Il était une fois un pied de vigne à l'abandon, qui s'était tellement ramifié qu'on n'en voyait plus le bout. Je ne sais pas d'où est venue la tite graine mais elle a pris et bien pris, sous la grange où pourtant elle n'est jamais arrosée, mais ça ne semble pas la déranger. Peut-être qu'elle vient du pays du haricot magique ! La vie des graines est vraiment mystérieuse... Heureusement la vigne monte beaucoup moins haut que le haricot magique, pas besoin d'échelle, pas de torticolis, je l'ai à portée de main.

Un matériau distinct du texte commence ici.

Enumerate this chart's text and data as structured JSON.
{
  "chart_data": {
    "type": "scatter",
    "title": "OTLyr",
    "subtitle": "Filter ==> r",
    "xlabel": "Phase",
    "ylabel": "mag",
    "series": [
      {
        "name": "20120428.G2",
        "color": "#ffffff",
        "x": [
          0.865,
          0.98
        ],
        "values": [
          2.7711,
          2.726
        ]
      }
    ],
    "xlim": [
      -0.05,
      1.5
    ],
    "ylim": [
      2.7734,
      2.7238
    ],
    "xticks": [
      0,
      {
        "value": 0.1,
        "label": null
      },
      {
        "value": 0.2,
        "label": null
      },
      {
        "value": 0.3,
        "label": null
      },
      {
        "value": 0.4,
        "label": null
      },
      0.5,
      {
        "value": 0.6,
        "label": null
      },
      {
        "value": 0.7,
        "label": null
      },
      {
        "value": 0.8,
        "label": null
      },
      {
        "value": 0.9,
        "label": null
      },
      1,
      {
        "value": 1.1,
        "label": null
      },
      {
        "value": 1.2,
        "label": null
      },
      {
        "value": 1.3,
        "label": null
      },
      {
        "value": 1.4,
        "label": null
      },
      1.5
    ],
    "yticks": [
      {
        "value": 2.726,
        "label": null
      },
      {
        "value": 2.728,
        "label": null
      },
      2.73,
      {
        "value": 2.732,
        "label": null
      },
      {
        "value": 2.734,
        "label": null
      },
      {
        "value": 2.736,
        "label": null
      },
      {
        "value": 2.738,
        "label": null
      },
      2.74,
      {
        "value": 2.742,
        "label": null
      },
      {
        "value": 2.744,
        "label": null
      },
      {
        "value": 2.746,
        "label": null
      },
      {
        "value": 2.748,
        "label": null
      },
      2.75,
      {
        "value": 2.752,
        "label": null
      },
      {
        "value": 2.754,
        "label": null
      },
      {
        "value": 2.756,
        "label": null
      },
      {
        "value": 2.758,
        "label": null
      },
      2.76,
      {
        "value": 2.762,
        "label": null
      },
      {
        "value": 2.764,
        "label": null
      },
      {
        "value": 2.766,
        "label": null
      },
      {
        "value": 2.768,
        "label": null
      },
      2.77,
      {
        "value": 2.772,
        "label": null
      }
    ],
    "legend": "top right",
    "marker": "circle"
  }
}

De temps en temps, il y a un peu d'animation le long de ses ramifications et des tites bêtes s'y promènent, se posent sur ses feuilles ou arpentent ses tortillons.Tout a commencé avec une punaise coopérative. J'avais repéré les endroits les plus photogéniques dont une petite feuille bien située avec un arrière plan sympa, qui ferait un perchoir parfait, mais Madame Punaise a rechigné à faire la star. Au début, elle m'observait du coin de l’œil sans daigner se déplacer d'un centimètre, alors je l'ai laissée là, et je suis revenue plusieurs fois dans la journée voir si elle était dans de meilleures dispositions, mais je la retrouvais chaque fois pile au même endroit. Ça peut bouder longtemps une punaise ! Peut-être qu'elle avait perdu au concours de Miss Punaise et qu'elle ne digérait pas son échec !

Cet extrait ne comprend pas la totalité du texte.